- Start in one corner of the sub-frame and position the first board across the inner joists. You want the deck board in the opposite direction to the inner joists, ensuring that it’s flush with the frame. Position any end-to-end joins between the deck boards halfway across an inner joist so you can screw both boards into the joist for stability. Make sure you keep a gap of between 5-8mm to allow for expansion of the wood.
- Begin to screw your deck boards to the joists. You’ll need to secure the deck board to every joist is covers along your deck frame. Use two screws for every joist. Mark where you’re going to add your screws, ensuring that they are at least 15mm from the end of the board and 20mm from the outside edges.
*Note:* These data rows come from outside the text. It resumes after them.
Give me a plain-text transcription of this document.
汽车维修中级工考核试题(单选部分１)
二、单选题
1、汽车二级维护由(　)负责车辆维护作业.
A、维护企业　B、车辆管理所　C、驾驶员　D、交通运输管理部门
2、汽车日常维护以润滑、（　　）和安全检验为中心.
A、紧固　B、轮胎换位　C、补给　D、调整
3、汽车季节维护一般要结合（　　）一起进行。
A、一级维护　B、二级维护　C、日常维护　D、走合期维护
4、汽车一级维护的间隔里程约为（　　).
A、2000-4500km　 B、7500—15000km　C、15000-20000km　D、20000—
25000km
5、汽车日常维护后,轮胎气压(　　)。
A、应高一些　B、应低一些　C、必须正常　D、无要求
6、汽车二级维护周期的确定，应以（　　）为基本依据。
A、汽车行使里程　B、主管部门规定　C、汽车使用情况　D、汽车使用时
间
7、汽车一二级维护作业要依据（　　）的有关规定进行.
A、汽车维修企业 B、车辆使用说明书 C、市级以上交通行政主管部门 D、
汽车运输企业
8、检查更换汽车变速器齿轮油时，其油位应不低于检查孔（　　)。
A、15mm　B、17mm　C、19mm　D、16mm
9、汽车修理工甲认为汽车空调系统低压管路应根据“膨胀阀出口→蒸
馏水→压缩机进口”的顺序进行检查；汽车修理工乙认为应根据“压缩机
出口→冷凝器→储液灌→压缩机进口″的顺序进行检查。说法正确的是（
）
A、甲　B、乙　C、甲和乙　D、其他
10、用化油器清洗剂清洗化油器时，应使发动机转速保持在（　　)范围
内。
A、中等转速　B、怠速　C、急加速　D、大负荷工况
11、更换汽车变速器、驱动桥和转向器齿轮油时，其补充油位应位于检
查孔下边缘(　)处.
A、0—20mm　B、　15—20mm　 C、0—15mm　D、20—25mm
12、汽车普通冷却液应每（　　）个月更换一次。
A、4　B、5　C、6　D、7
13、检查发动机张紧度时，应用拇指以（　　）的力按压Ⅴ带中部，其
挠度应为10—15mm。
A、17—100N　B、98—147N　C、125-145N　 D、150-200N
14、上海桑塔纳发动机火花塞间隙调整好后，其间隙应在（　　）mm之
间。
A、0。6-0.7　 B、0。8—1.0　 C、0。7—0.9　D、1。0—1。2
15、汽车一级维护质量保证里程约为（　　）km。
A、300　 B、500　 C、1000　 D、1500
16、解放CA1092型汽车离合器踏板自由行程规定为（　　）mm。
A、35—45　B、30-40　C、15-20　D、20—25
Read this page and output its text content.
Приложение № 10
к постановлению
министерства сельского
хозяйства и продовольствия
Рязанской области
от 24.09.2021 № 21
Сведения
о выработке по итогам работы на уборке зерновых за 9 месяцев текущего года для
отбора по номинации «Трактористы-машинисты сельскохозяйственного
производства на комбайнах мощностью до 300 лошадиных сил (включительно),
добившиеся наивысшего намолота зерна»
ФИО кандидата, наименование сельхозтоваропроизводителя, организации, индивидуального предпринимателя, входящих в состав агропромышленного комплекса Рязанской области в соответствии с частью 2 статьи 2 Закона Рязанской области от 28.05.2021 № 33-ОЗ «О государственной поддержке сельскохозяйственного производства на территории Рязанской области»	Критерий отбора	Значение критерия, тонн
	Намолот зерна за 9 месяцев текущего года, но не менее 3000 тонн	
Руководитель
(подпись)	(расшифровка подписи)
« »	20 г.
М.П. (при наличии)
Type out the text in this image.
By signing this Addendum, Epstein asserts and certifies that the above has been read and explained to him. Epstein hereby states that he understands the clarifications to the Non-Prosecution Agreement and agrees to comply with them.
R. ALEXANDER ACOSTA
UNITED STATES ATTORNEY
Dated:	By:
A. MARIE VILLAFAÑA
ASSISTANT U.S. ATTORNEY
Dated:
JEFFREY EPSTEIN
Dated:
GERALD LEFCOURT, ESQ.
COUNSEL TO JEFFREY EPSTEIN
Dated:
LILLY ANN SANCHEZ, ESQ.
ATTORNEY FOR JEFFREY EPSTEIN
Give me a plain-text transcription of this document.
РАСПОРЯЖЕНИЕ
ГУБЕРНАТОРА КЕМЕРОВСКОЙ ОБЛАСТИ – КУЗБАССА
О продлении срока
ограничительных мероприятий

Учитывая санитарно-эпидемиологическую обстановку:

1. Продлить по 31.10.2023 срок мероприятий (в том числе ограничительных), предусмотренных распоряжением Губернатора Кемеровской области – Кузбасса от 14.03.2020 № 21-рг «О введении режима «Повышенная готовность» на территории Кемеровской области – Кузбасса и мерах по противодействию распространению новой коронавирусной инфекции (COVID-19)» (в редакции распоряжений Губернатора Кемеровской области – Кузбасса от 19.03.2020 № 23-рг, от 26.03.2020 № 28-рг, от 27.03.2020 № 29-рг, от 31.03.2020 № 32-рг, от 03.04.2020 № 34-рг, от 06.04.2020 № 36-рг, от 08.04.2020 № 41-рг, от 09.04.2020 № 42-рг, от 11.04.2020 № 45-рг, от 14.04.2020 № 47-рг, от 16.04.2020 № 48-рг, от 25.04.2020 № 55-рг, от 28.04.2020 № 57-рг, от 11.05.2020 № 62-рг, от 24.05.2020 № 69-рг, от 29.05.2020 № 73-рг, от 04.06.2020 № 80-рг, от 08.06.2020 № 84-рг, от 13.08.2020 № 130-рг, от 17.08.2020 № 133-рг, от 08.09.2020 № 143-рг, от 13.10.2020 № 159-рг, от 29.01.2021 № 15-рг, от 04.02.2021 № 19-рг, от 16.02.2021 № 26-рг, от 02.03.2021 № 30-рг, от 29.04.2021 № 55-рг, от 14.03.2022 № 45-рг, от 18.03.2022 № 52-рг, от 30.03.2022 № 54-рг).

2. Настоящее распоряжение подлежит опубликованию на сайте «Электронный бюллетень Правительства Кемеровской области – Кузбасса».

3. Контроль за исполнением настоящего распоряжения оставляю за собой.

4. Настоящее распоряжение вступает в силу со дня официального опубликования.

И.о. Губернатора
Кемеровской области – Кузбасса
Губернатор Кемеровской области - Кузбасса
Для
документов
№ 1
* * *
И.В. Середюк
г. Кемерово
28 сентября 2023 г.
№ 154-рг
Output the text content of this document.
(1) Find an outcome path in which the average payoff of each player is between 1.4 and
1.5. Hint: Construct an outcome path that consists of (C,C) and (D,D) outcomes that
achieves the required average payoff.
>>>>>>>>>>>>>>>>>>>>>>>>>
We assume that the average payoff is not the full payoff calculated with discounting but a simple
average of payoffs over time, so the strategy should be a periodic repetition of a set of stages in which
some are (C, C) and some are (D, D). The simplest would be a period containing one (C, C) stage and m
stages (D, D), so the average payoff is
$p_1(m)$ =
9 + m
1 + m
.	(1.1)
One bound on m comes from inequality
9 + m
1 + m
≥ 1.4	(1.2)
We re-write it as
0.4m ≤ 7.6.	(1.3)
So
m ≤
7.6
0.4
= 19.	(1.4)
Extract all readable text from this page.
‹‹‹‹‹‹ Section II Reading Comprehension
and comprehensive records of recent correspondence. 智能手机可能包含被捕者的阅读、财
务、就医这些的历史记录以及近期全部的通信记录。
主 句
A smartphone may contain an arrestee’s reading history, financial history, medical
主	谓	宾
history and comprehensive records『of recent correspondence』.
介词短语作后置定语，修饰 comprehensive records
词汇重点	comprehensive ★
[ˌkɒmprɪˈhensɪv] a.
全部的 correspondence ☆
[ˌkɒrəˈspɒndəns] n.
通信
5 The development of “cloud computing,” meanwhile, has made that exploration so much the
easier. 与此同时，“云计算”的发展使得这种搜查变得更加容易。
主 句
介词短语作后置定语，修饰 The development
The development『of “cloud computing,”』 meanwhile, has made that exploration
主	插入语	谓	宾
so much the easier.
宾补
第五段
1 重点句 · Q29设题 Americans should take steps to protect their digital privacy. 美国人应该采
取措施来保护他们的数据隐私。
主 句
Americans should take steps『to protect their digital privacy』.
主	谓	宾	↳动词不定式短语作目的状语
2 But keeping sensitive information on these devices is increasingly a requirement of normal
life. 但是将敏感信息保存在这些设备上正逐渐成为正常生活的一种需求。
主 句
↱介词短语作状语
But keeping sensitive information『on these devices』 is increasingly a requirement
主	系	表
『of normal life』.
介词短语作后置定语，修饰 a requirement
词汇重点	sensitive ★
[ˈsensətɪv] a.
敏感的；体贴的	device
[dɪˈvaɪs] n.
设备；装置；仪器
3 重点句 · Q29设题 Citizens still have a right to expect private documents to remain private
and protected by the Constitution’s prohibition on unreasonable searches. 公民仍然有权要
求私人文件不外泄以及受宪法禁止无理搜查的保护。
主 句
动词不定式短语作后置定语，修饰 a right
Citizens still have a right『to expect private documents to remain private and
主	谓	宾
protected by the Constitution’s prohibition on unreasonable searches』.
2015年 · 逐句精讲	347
Drill pilot holes for the screws, being careful to only drill through the deck board and not the joist. Then screw the decking screws into the holes.
- Continue to screw in the deck boards, ensuring you leave the correct expansion gap. You can stagger the deck board joins across the deck for more strength.
- Sand down any cut ends if you need to before applying decking preserver to protect the timber from rotting.
Pickering
Pickering is an ancient market community and civil parish in the Ryedale district of North Yorkshire, England, on the border of the North York Moors National Park. Historically part of the North Riding of Yorkshire, it sits at the foot of the moors, neglecting the Vale of Pickering to the south. According to legend the community was founded by King Peredurus around 270 BC; nevertheless, the community as it exists today is of medieval origin. The tale has it that the king lost his ring as well as implicated a young maiden of stealing it, but later on that day the ring was discovered in a pike caught in the River Costa for his supper. The king was so delighted to discover his ring he married the young maiden; the name Pike-ring transformed for many years to Pickering. It is a nice story told to fit the name, however it is not the origin. Pickering is thought to be named after the followers of an Anglian man named Picer or some such personal name-- the Picer-ingas. The traveler locations of Pickering Parish Church, with its medieval wall surface paints, Pickering Castle, the North Yorkshire Moors Railway and also Beck Isle Museum have actually made Pickering preferred with site visitors. Neighboring locations consist of Malton, Norton-on-Derwent and Scarborough.